Tax and Benefit Extensions Ready for Floor Action
The chairmen of the House and Senate tax-writing committees unveiled a compromise package of tax cuts and benefit extensions Thursday as Democrats began a tough push to clear the measure before the Memorial Day recess.
The House could consider the measure as early as Friday if leaders can persuade moderate Democrats to vote for it even though it would increase the federal budget deficit.
It also remains unclear whether Senate Democrats will be able to muster the 60 votes they will need to advance the package.
The bill is the product of months of negotiations that transformed a $31 billion package of tax-cut extensions passed by the House in December into a measure that could approach $200 billion and include everything from assistance for disaster-stricken farmers to extra pay for some veterans to a $1 billion contribution for the National Housing Trust Fund.
The core of the bill would extend through this year dozens of tax breaks that expired at the end of 2009, along with expanded unemployment benefits and eligibility for COBRA health insurance subsidies for jobless workers.

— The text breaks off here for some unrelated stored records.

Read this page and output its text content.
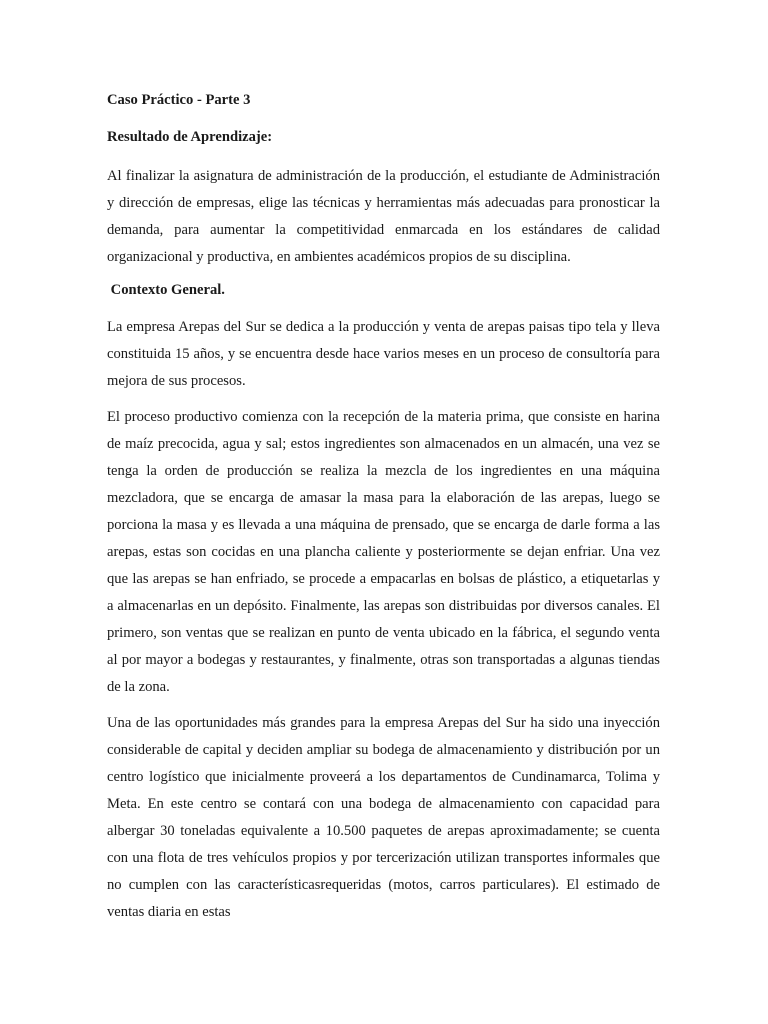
Caso Práctico - Parte 3

Resultado de Aprendizaje:

Al finalizar la asignatura de administración de la producción, el estudiante de Administración y dirección de empresas, elige las técnicas y herramientas más adecuadas para pronosticar la demanda, para aumentar la competitividad enmarcada en los estándares de calidad organizacional y productiva, en ambientes académicos propios de su disciplina.

Contexto General.

La empresa Arepas del Sur se dedica a la producción y venta de arepas paisas tipo tela y lleva constituida 15 años, y se encuentra desde hace varios meses en un proceso de consultoría para mejora de sus procesos.

El proceso productivo comienza con la recepción de la materia prima, que consiste en harina de maíz precocida, agua y sal; estos ingredientes son almacenados en un almacén, una vez se tenga la orden de producción se realiza la mezcla de los ingredientes en una máquina mezcladora, que se encarga de amasar la masa para la elaboración de las arepas, luego se porciona la masa y es llevada a una máquina de prensado, que se encarga de darle forma a las arepas, estas son cocidas en una plancha caliente y posteriormente se dejan enfriar. Una vez que las arepas se han enfriado, se procede a empacarlas en bolsas de plástico, a etiquetarlas y a almacenarlas en un depósito. Finalmente, las arepas son distribuidas por diversos canales. El primero, son ventas que se realizan en punto de venta ubicado en la fábrica, el segundo venta al por mayor a bodegas y restaurantes, y finalmente, otras son transportadas a algunas tiendas de la zona.

Una de las oportunidades más grandes para la empresa Arepas del Sur ha sido una inyección considerable de capital y deciden ampliar su bodega de almacenamiento y distribución por un centro logístico que inicialmente proveerá a los departamentos de Cundinamarca, Tolima y Meta. En este centro se contará con una bodega de almacenamiento con capacidad para albergar 30 toneladas equivalente a 10.500 paquetes de arepas aproximadamente; se cuenta con una flota de tres vehículos propios y por tercerización utilizan transportes informales que no cumplen con las característicasrequeridas (motos, carros particulares). El estimado de ventas diaria en estas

Among the tax breaks to be extended are the research and development tax credit for businesses, the state sales tax deduction for individuals and incentives for biodiesel production.
The bill also would extend special Medicaid assistance to states through June 30, 2011, at a cost of $24 billion over 10 years, and would extend an emergency fund for low-income families.
The bill would prevent scheduled cuts to doctors' reimbursement rates under Medicare through 2013 while allowing for possible increases for primary and preventive care. The extension is shorter than the five-year physician payment adjustment that many House Democrats had sought, and it was pared back over the past few days to make Senate passage easier.
The legislation could still encounter trouble — particularly among moderate House Democrats and Senate Republicans — over the amount and content of its revenue-raising offsets. Democrats will need support from at least one GOP senator to surmount a filibuster.
Only about $50 billion of the measure is expected to be offset, and that is paired with the tax breaks. The safety-net spending is treated as emergency spending, adding to the deficit.